Kolejny dowcipniś na pyrzowickim lotnisku. Powiedział, że w bagażu ma bombę

6 270987

Redakcja

19 września 2023

Aż trudno pojąć skale absurdu, kiedy okazuje się, że na ściśle kontrolowanym obiekcie jakim jest lotnisko, ktoś postanawia powiedzieć, że... ma bombę. Mieszkaniec Zakopanego przekonał się, że są żarty, których nie należy wypowiadać.

Do zdarzenia doszło 17 września na lotnisku w Pyrzowicach.

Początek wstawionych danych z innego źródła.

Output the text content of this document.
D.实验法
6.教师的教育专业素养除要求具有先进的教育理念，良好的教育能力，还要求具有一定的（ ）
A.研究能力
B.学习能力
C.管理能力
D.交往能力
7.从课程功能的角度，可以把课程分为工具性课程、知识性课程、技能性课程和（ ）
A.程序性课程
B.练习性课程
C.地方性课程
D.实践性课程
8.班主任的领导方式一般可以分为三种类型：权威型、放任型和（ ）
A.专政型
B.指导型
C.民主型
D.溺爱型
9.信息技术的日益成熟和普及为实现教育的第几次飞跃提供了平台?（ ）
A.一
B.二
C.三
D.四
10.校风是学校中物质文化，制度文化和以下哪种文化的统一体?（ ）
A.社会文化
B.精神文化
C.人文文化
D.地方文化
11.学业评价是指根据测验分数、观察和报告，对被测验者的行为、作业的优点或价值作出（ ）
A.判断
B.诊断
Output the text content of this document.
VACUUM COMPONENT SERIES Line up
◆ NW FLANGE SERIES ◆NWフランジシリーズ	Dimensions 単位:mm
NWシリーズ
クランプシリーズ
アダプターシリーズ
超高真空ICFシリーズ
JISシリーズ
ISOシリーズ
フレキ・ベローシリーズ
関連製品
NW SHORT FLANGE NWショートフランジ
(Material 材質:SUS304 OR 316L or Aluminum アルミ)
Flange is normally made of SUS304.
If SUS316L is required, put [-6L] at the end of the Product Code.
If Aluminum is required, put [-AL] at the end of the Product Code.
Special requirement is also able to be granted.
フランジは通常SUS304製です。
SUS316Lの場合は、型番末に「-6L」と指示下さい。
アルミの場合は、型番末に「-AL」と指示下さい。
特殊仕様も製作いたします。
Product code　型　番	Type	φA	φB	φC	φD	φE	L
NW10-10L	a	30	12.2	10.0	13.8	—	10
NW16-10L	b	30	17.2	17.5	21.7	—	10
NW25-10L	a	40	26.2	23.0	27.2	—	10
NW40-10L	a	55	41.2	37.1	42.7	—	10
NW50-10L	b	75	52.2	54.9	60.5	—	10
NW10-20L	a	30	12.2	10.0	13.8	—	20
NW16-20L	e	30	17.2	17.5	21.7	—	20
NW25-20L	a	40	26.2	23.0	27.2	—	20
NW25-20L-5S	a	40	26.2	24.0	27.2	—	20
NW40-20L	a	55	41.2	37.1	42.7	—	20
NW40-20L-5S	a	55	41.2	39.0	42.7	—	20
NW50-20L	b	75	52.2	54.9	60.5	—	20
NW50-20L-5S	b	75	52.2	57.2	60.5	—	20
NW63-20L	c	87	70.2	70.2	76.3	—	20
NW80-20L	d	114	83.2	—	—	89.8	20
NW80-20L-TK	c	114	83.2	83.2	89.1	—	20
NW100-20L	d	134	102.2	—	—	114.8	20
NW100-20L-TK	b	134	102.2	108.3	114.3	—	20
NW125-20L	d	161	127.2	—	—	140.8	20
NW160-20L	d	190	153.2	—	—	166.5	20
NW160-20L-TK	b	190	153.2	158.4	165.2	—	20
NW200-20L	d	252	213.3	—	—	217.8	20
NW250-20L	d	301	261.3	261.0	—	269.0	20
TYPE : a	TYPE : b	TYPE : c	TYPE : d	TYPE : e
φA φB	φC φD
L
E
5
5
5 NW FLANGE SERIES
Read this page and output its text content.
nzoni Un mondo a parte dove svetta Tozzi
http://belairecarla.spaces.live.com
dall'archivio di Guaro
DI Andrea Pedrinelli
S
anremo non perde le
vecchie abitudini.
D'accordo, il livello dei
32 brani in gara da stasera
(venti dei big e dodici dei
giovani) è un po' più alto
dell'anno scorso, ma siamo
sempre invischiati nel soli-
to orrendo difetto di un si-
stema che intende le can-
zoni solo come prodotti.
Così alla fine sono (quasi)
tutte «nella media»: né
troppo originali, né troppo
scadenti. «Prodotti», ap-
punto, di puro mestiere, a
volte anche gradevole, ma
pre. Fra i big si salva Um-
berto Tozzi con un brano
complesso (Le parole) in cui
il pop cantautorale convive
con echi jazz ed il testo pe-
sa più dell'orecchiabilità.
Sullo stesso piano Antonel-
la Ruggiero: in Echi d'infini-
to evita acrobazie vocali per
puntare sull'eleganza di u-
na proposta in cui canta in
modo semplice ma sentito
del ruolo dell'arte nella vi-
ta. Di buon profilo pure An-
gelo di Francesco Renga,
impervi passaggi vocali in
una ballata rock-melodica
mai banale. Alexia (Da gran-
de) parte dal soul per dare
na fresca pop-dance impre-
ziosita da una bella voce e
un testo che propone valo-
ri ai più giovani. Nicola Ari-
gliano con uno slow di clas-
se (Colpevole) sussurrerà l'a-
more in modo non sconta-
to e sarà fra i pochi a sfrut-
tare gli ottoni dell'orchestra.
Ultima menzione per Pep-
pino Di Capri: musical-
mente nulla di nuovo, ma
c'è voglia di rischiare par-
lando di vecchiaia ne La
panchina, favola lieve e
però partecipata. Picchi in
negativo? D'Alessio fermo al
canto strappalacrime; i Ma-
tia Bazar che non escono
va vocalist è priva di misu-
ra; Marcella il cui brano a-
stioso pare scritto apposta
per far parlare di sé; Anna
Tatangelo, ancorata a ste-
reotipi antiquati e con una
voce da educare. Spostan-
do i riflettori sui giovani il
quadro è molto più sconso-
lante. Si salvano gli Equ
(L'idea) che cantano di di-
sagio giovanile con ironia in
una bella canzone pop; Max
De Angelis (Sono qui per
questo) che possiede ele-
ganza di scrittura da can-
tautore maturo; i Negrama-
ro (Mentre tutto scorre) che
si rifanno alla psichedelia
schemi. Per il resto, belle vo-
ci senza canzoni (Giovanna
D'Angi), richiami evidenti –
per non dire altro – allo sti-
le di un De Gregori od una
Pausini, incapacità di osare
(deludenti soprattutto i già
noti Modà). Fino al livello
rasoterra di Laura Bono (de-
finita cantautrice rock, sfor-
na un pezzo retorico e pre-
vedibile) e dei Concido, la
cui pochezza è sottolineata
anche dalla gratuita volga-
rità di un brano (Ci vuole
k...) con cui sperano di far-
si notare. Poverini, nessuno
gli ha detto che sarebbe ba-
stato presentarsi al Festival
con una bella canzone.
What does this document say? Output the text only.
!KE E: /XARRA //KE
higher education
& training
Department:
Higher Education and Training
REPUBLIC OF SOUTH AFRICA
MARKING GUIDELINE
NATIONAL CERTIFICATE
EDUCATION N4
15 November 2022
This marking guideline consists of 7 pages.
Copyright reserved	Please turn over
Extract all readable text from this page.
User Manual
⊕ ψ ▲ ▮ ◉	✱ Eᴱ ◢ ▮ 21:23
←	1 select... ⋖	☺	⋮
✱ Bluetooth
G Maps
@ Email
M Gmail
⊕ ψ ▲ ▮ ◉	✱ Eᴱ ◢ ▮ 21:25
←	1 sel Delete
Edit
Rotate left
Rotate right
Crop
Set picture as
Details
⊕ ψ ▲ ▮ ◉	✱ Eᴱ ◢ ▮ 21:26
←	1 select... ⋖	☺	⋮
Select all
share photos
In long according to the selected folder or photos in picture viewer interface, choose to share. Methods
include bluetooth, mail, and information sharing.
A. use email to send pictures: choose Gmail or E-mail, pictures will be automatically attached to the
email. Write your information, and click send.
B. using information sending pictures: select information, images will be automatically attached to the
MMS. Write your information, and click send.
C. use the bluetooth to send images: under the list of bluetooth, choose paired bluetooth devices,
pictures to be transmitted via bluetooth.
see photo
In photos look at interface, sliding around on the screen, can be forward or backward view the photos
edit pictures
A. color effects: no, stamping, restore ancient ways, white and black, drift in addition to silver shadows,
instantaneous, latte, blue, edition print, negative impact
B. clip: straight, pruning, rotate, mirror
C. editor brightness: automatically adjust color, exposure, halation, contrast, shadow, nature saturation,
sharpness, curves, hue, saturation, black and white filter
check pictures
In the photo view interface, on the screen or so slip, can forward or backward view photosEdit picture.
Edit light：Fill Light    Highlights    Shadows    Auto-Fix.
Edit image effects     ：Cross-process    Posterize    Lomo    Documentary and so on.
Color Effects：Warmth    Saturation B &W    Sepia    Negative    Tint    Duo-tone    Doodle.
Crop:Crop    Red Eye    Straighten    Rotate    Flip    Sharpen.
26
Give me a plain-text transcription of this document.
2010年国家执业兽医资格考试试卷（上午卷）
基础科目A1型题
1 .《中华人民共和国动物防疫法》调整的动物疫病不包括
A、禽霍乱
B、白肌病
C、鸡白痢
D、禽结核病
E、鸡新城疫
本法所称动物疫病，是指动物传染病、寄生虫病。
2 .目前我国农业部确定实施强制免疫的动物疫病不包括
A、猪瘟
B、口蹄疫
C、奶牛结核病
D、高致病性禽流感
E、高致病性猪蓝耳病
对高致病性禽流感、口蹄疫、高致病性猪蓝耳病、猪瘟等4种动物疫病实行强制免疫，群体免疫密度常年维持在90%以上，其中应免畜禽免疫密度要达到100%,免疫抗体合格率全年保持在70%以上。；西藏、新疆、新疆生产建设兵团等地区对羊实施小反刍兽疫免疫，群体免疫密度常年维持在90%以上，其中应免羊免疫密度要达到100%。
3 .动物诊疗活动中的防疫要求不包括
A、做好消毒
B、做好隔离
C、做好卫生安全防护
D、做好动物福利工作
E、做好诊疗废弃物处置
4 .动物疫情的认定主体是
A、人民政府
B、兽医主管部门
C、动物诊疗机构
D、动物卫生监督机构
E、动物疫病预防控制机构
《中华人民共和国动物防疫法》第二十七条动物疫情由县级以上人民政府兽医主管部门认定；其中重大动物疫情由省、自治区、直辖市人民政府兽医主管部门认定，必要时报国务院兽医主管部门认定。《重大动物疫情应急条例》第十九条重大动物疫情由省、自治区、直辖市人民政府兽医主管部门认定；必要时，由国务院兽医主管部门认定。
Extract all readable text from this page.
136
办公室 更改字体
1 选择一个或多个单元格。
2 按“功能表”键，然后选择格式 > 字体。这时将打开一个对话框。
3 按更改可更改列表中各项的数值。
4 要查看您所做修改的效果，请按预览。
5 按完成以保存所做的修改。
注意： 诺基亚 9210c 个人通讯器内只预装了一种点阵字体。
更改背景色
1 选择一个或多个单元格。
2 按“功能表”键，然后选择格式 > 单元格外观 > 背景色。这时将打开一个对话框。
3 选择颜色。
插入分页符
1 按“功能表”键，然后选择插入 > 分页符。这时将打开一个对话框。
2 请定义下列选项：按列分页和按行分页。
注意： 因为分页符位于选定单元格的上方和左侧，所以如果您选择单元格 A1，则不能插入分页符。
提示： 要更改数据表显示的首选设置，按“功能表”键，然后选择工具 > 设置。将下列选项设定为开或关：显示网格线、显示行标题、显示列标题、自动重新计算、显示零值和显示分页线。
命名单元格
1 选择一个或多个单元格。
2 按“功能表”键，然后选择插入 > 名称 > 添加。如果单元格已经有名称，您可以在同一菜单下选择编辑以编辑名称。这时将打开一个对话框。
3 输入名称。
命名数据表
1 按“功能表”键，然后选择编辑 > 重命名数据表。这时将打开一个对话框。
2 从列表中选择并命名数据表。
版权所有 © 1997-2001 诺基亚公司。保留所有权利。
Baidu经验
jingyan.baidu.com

Podczas odprawy biletowo-bagażowej przed lotem do Antalii, 44-latek z Zakopanego oświadczył, że w bagażu rejestrowanym ma... bombę. 

- Na miejsce udali się funkcjonariusze Zespołu Interwencji Specjalnych, którzy podróżnego wylegitymowali oraz sprawdzili posiadane przez niego bagaże pod kątem ujawnienia przedmiotów niedozwolonych - relacjonuje straż graniczna.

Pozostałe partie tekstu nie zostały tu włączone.